Specializes in CVICU.

Hi

I wanted to see what other nurses deal with as far as paper charting in the hospital setting. I work in an ICU and things such as medication orders, certain admission things like core measure checklists, admission skin assessments, progress notes by physicians, etc are still written. We have been 'in transition' to electronic charting for about 6 months now. We have computerized physician order entry, but some physicians will still write paper orders like 'H&H stat once, then q12h after', 'Start patient on electrolyte replacement protocol' (

However, we can't put medication orders in, only things like labs or radiology studies, so getting a telephone order at night like '15mg Restoril PO QHS PRN sleep' would have to be written down, signed TORB /

We still have a lot of written protocols that have to be filled out (like for blood sugars, what frequency should bg checks be done? what slide should insulin dosage be based on?), or electrolyte replacement where we indicate which electrolytes the physician wants to be routinely replaced, what the patient's weight is, and of course affix a patient lab and scan it down to pharmacy.

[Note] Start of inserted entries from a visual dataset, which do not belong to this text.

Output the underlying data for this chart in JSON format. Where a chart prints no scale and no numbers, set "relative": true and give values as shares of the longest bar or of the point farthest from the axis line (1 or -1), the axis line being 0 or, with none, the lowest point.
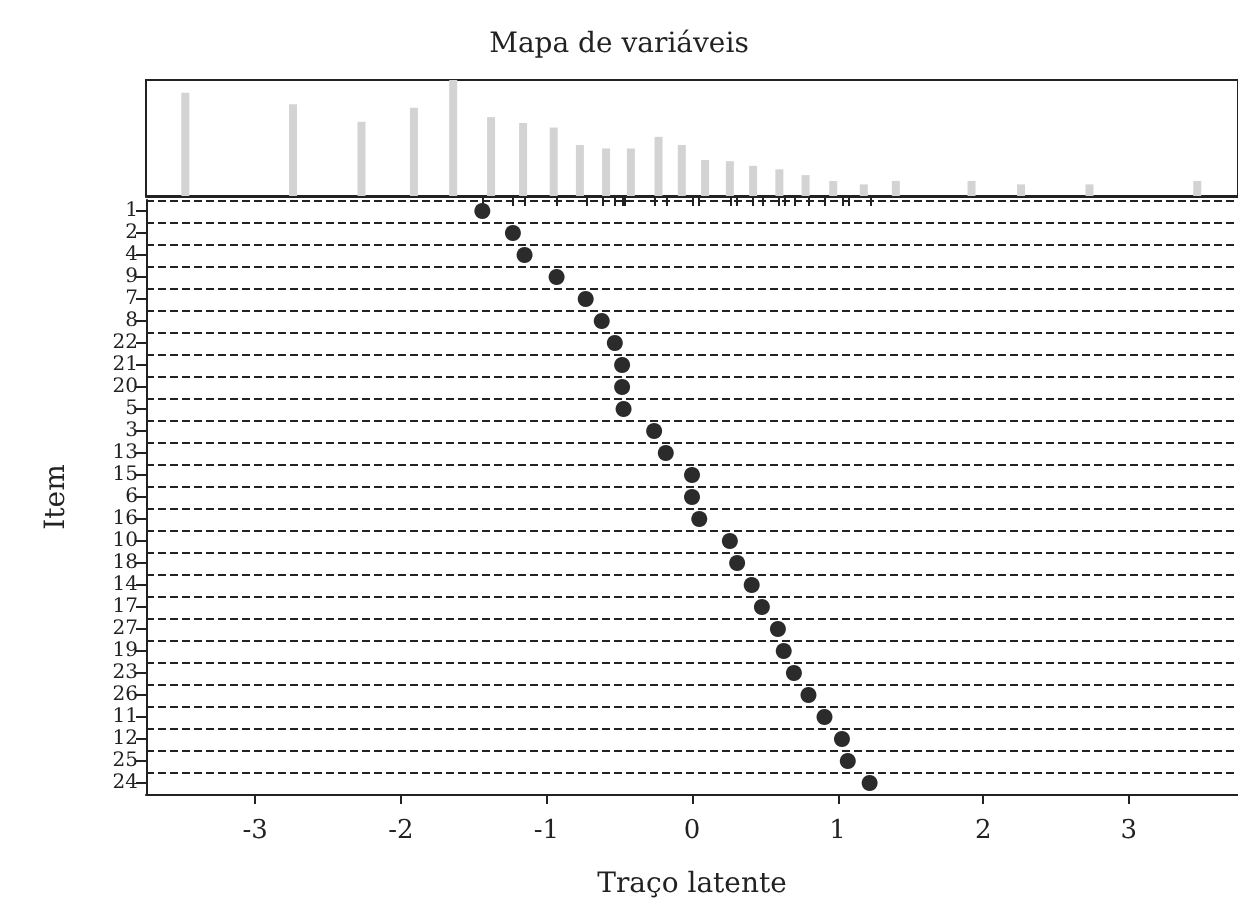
{
  "chart_data": [
    {
      "type": "bar",
      "title": "Mapa de variáveis",
      "relative": true,
      "color": "#d3d3d3",
      "tick_labels": false,
      "xlim": [
        -3.75,
        3.75
      ],
      "x": [
        -3.48,
        -2.74,
        -2.27,
        -1.91,
        -1.64,
        -1.38,
        -1.16,
        -0.95,
        -0.77,
        -0.59,
        -0.42,
        -0.23,
        -0.07,
        0.09,
        0.26,
        0.42,
        0.6,
        0.78,
        0.97,
        1.18,
        1.4,
        1.92,
        2.26,
        2.73,
        3.47
      ],
      "values": [
        0.89,
        0.79,
        0.64,
        0.76,
        1,
        0.68,
        0.63,
        0.59,
        0.44,
        0.41,
        0.41,
        0.51,
        0.44,
        0.31,
        0.3,
        0.26,
        0.23,
        0.18,
        0.13,
        0.1,
        0.13,
        0.13,
        0.1,
        0.1,
        0.13
      ]
    },
    {
      "type": "scatter",
      "orientation": "horizontal",
      "xlabel": "Traço latente",
      "ylabel": "Item",
      "color": "#2b2b2b",
      "marker": "circle",
      "grid": "y",
      "line_style": "dashed",
      "xlim": [
        -3.75,
        3.75
      ],
      "xticks": [
        -3,
        -2,
        -1,
        0,
        1,
        2,
        3
      ],
      "categories": [
        "1",
        "2",
        "4",
        "9",
        "7",
        "8",
        "22",
        "21",
        "20",
        "5",
        "3",
        "13",
        "15",
        "6",
        "16",
        "10",
        "18",
        "14",
        "17",
        "27",
        "19",
        "23",
        "26",
        "11",
        "12",
        "25",
        "24"
      ],
      "values": [
        -1.44,
        -1.23,
        -1.15,
        -0.93,
        -0.73,
        -0.62,
        -0.53,
        -0.48,
        -0.48,
        -0.47,
        -0.26,
        -0.18,
        0.0,
        0.0,
        0.05,
        0.26,
        0.31,
        0.41,
        0.48,
        0.59,
        0.63,
        0.7,
        0.8,
        0.91,
        1.03,
        1.07,
        1.22
      ]
    }
  ]
}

Our actual charting is all electronic; we only do paper charting for assessments etc during downtime. But physicians only use CPOE half of the time, and only dictate their notes half the time. I can't read the progress notes most of the time, and sometimes a written order is illegible from the previous shift and you can't get a hold of that physician because s/he isn't on call to clarify it.

Is this the norm? It just seems antiquated in the year 2015/2016. For what it's worth, this is a big hospital corporation, not some small rural facility.

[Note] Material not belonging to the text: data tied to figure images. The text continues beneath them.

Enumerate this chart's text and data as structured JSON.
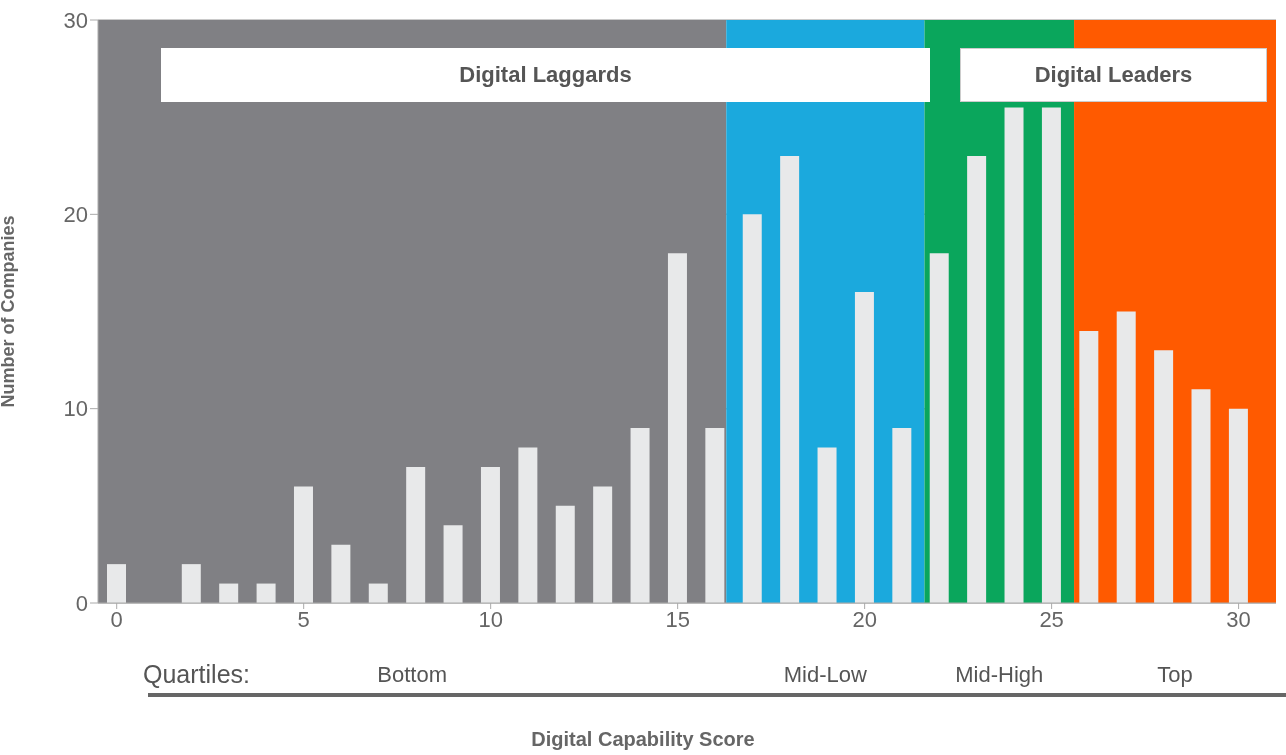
{
  "chart_data": {
    "type": "bar",
    "xlabel": "Digital Capability Score",
    "ylabel": "Number of Companies",
    "x": [
      0,
      1,
      2,
      3,
      4,
      5,
      6,
      7,
      8,
      9,
      10,
      11,
      12,
      13,
      14,
      15,
      16,
      17,
      18,
      19,
      20,
      21,
      22,
      23,
      24,
      25,
      26,
      27,
      28,
      29,
      30
    ],
    "values": [
      2,
      0,
      2,
      1,
      1,
      6,
      3,
      1,
      7,
      4,
      7,
      8,
      5,
      6,
      9,
      18,
      9,
      20,
      23,
      8,
      16,
      9,
      18,
      23,
      25.5,
      25.5,
      14,
      15,
      13,
      11,
      10
    ],
    "color": "#e8e9ea",
    "xlim": [
      -0.5,
      31
    ],
    "xticks": [
      0,
      5,
      10,
      15,
      20,
      25,
      30
    ],
    "ylim": [
      0,
      30
    ],
    "yticks": [
      0,
      10,
      20,
      30
    ],
    "grid": "y",
    "bands": [
      {
        "axis": "x",
        "from": -0.5,
        "to": 16.3,
        "label": "Bottom",
        "color": "#808084"
      },
      {
        "axis": "x",
        "from": 16.3,
        "to": 21.6,
        "label": "Mid-Low",
        "color": "#1ba9dd"
      },
      {
        "axis": "x",
        "from": 21.6,
        "to": 25.6,
        "label": "Mid-High",
        "color": "#0aa65c"
      },
      {
        "axis": "x",
        "from": 25.6,
        "to": 31,
        "label": "Top",
        "color": "#ff5a00"
      }
    ],
    "annotations": [
      "Quartiles:",
      "Digital Laggards",
      "Digital Leaders"
    ]
  }
}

Specializes in LTC, Psych, M/S.

Rocking in the same boat, friend. I work in a facility that still uses paper MARS and an outdated computer program for charting. I can't believe it's still legal.

Specializes in Case mgmt., rehab, (CRRN), LTC & psych.

The smallish specialty hospital where I worked for five years made the complete conversion to electronic charting in late 2013. Everything (H&P, orders, nurses notes, discharge planning, plan of care, MARs) is computerized.

Specializes in EMS, ED, Trauma, CEN, CPEN, TCRN.

I work for an Army hospital, and our ED is still on paper. Yep. Ironic, considering all the GOVERNMENT requirements to be electronic! We'll go to Cerner... right around the year 2020. Lol.

I want to go back to paper charting!! I hate electronic charting with a vengeance!!